「なんてこと‼︎」

 エリカから話を聞き終えた後、私は思わずその場から立ち上がり、叫んでいた。
 その声にエリカは身体にビクンッと力を入れる。

 私はそれをなだめるように声をかけた。

「ああ、ごめんなさい。あなたに言ったわけじゃないのよ。ありがとう。状況はよく分かったわ」
「聖女様! 間違いなく、衛生兵たちの能率が下がったのはわざとです! 手を抜いているんです‼︎ このままでいいわけありません!」

 デイジーが眉を吊り上げて、怒りをあらわにする。

「聖女様がこんなにも頑張っているというのに! 聖女様が頑張っているからこそ、この部隊が成り立ち、負傷兵たちは命を落とさずに済むというのに! これは懲罰ものです‼︎ 今すぐに該当者を呼び出しましょう‼︎」
「落ち着きなさい。デイジー」

 今にも部屋を飛び出していきそうなデイジーを落ち着かせ、私は思案した。
 まず賞賛すべきはカルザーだ。

 人心の把握といった点においては、私の何倍も長けているのだろう。
 衛生兵の多くは望んでこの戦場に配属されているわけではない。

 私だって死にたくはないと思うのに、どうして彼女たちを一方的に責めることができるだろうか。
 意図的に手を抜くことは誉められたものではないが、確かにそうすれば後衛の別の部隊に異動できたり、除名されると思えば、やってしまう者も出てくるだろう。

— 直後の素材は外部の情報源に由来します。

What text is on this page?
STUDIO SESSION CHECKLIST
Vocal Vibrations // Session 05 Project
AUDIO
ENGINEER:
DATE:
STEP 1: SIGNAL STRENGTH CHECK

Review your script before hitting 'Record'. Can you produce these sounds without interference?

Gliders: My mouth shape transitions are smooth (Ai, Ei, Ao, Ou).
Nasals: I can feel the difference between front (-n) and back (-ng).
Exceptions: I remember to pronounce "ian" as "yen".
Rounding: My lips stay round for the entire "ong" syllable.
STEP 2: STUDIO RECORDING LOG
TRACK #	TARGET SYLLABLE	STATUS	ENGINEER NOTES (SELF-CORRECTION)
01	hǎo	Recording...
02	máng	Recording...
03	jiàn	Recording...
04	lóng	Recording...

 カルザーのいう通り、今の時勢ならば、緑色のリボンタイを付けている衛生兵ですら、街で職に困ることはないはずだ。
 命の危険に晒されてまで、この戦場に尽くすよりも、そっちの方が賢明な判断とも言える。

「それだとしても……!」

 私は思わず口から言葉を漏らし、右手で拳を作り、力を込めていた。
 短く切り揃えた爪が、手のひらに食い込む。

「あの……部隊長。私は知っていることは全て話しました! すぐに報告しなかったことはこの通り! 謝ります‼︎ だから……」

 今まで黙っていたエリカが必死の形相で、温情を迫ってきた。
 先ほどは優しい笑顔を見せていたデイジーも、これについてはどう判断すればいいのか迷っている様子だ。

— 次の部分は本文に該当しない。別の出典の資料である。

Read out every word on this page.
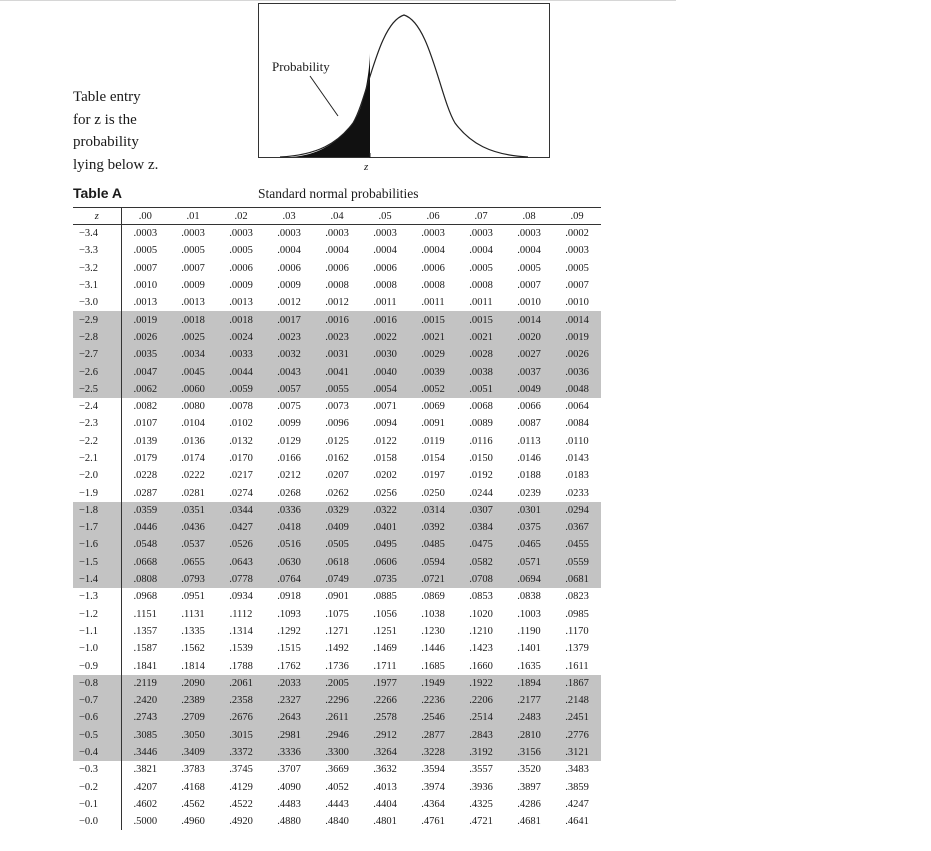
Table entry
for z is the
probability
lying below z.
Probability
z
Table A	Standard normal probabilities
z	.00	.01	.02	.03	.04	.05	.06	.07	.08	.09
−3.4	.0003	.0003	.0003	.0003	.0003	.0003	.0003	.0003	.0003	.0002
−3.3	.0005	.0005	.0005	.0004	.0004	.0004	.0004	.0004	.0004	.0003
−3.2	.0007	.0007	.0006	.0006	.0006	.0006	.0006	.0005	.0005	.0005
−3.1	.0010	.0009	.0009	.0009	.0008	.0008	.0008	.0008	.0007	.0007
−3.0	.0013	.0013	.0013	.0012	.0012	.0011	.0011	.0011	.0010	.0010
−2.9	.0019	.0018	.0018	.0017	.0016	.0016	.0015	.0015	.0014	.0014
−2.8	.0026	.0025	.0024	.0023	.0023	.0022	.0021	.0021	.0020	.0019
−2.7	.0035	.0034	.0033	.0032	.0031	.0030	.0029	.0028	.0027	.0026
−2.6	.0047	.0045	.0044	.0043	.0041	.0040	.0039	.0038	.0037	.0036
−2.5	.0062	.0060	.0059	.0057	.0055	.0054	.0052	.0051	.0049	.0048
−2.4	.0082	.0080	.0078	.0075	.0073	.0071	.0069	.0068	.0066	.0064
−2.3	.0107	.0104	.0102	.0099	.0096	.0094	.0091	.0089	.0087	.0084
−2.2	.0139	.0136	.0132	.0129	.0125	.0122	.0119	.0116	.0113	.0110
−2.1	.0179	.0174	.0170	.0166	.0162	.0158	.0154	.0150	.0146	.0143
−2.0	.0228	.0222	.0217	.0212	.0207	.0202	.0197	.0192	.0188	.0183
−1.9	.0287	.0281	.0274	.0268	.0262	.0256	.0250	.0244	.0239	.0233
−1.8	.0359	.0351	.0344	.0336	.0329	.0322	.0314	.0307	.0301	.0294
−1.7	.0446	.0436	.0427	.0418	.0409	.0401	.0392	.0384	.0375	.0367
−1.6	.0548	.0537	.0526	.0516	.0505	.0495	.0485	.0475	.0465	.0455
−1.5	.0668	.0655	.0643	.0630	.0618	.0606	.0594	.0582	.0571	.0559
−1.4	.0808	.0793	.0778	.0764	.0749	.0735	.0721	.0708	.0694	.0681
−1.3	.0968	.0951	.0934	.0918	.0901	.0885	.0869	.0853	.0838	.0823
−1.2	.1151	.1131	.1112	.1093	.1075	.1056	.1038	.1020	.1003	.0985
−1.1	.1357	.1335	.1314	.1292	.1271	.1251	.1230	.1210	.1190	.1170
−1.0	.1587	.1562	.1539	.1515	.1492	.1469	.1446	.1423	.1401	.1379
−0.9	.1841	.1814	.1788	.1762	.1736	.1711	.1685	.1660	.1635	.1611
−0.8	.2119	.2090	.2061	.2033	.2005	.1977	.1949	.1922	.1894	.1867
−0.7	.2420	.2389	.2358	.2327	.2296	.2266	.2236	.2206	.2177	.2148
−0.6	.2743	.2709	.2676	.2643	.2611	.2578	.2546	.2514	.2483	.2451
−0.5	.3085	.3050	.3015	.2981	.2946	.2912	.2877	.2843	.2810	.2776
−0.4	.3446	.3409	.3372	.3336	.3300	.3264	.3228	.3192	.3156	.3121
−0.3	.3821	.3783	.3745	.3707	.3669	.3632	.3594	.3557	.3520	.3483
−0.2	.4207	.4168	.4129	.4090	.4052	.4013	.3974	.3936	.3897	.3859
−0.1	.4602	.4562	.4522	.4483	.4443	.4404	.4364	.4325	.4286	.4247
−0.0	.5000	.4960	.4920	.4880	.4840	.4801	.4761	.4721	.4681	.4641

「確かに聖女様は大丈夫と入ったけど……あなたがもしすぐに報告してくれたら、今ほど酷くなってはいなかったはずよ?」
「いいのよ。デイジー。私が最初に言った通り、この件でエリカに何かするつもりはないわ。むしろ、よく話してくれたわね。ありがとう。もう行っていいわ。あ、それと。今日私たちに話したことは、他の衛生兵には秘密にしてちょうだい」
「分かりました。それでは……失礼します」

 元の緊張の状態のまま、エリカは隊長室を後にした。
 デイジーはそれを見届ける間も無く、私に質問してくる。

「それで。どうするんですか? いくらカルザー長官の言葉があったせいとはいえ、彼女らがやっていることは明確な裏切りです! 自分たちが手を抜いた分のしわ寄せを、他の衛生兵たちが受けるなんて、分からないはずないんですから!」
「そうね。このまま、続けば、負傷兵の治療にも問題が発生すると思うわ。ひとまず……彼女たちのことはどうにかしないとね」

 そこでしばらく二人とも沈黙が続いた。
 私の代わりに怒ってくれているデイジーも、できることなら仲間に罰を与えるなどしたくはないだろう。

「あ! こういうのはどうですか? 手を抜いている衛生兵だけで集団を作るんです。治療の。誰もが手を抜いたら、回らなくなりますから、必然的に頑張ってくれるかも」
「ダメよ。もしそれで、手遅れになってしまう兵士が多発したらどうするの? 人の命が優先よ」

「うーん。やる気かぁ。手を抜くなんて、思ったこともなかったから分からないですね。聖女様なんてもっと分からないんじゃないですか?」
「そうね。私は一人でも多くの人を助けたいと思っているから、手を抜くなんて発想がまずなかったわ。それにしても……デイジーはどうしてこんな危険な戦争に志願したの?」

 これまでに色々あり、最も仲の良いデイジーとは、思えば互いに身の上を話したことはなかった。
 少なくとも私よりは手を抜いてしまっている衛生兵の気持ちに近いだろうと、私は何気なく話題を振った。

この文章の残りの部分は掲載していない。